Chiswick Bridge was opened in 1933 and the refurbishment work is the first major operation on the bridge and will extend its life span by 60 years.
- Restoration of key heritage features
- Strengthening of parapets
- Restoration and improved access of steps to and from the riverside, including lighting
- Installation of new segregated cycle lane
- Installation of energy efficient heritage lighting to restore the bridge to its original look
- Concrete and masonry repairs
Chiswick Bridge is a Grade II listed bridge located on the A316 arterial route into London, and is a strategic River Thames crossing. This bridge is a 4-lane carriageway used by 40,000 vehicles, hundreds of pedestrians and cyclists each day.

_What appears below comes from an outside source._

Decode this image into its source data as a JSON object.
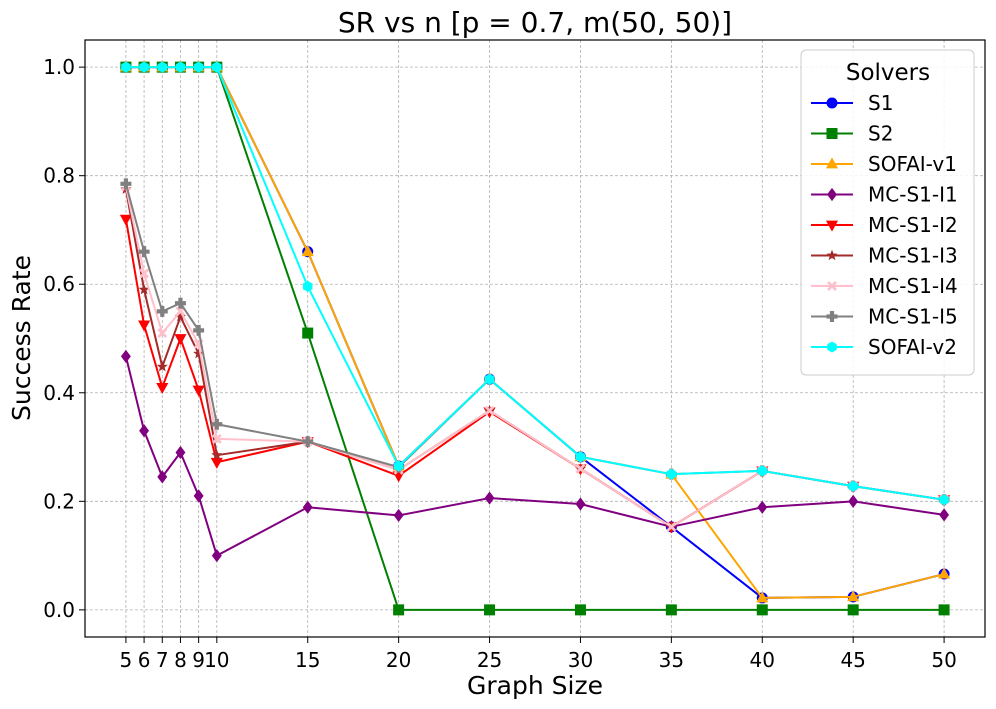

The bridge also provides an excellent vantage point for public river events and attracts large crowds, most notably for the prestigious annual Oxford and Cambridge University Boat Race.
During its 52 week construction programme, only three planned weekend closures of the bridge were required to carry out essential works to the bridge expansion joints and to resurface the carriageway. The works were carefully planned and managed around bridge users, and rigorous safety measures were put in place to ensure safe working for the operatives and safe access for members of the public.
To ensure minimal disruption, lane restrictions were kept to a minimum, and lane reductions only during off-peak times. All work activities were co-ordinated to prevent delays and disruption to the London road network and the River Thames.
Chiswick Bridge is a popular viewing point for the prestigious Oxford and Cambridge University Boat Races. The construction programme was developed in collaboration between TfL, BAM Nuttall, supply chain partners and all third parties and stakeholders to ensure the works were completed in advance of the 2015 Boat Race, so the public could enjoy the race from Chiswick Bridge as tradition.
The new lighting columns have been positioned closer to the bridge parapets, creating a cycleway which is now a suitable width and without any street furniture or obstacles, creating an enhanced cycling experience for users. Likewise, pedestrian flow is now segregated and an increase in pedestrian flow is expected due to the safer, dedicated footways.
As Chiswick Bridge is a Grade II listed structure, the design of the parapet strengthening had to provide the necessary degree of vehicle containment whilst maintaining the heritage look. A stainless steel skeleton was used within the stone elements. Chiswick Bridge is the first in the UK to use this method to provide full containment in the event of an incident, whilst limiting the impact on the heritage value of the structure.
We employed 4 apprentices on the Chiswick Bridge project and provided summer placements for university students. These apprentices have continued working with us on the Structures and Tunnels Investment Portfolio Framework.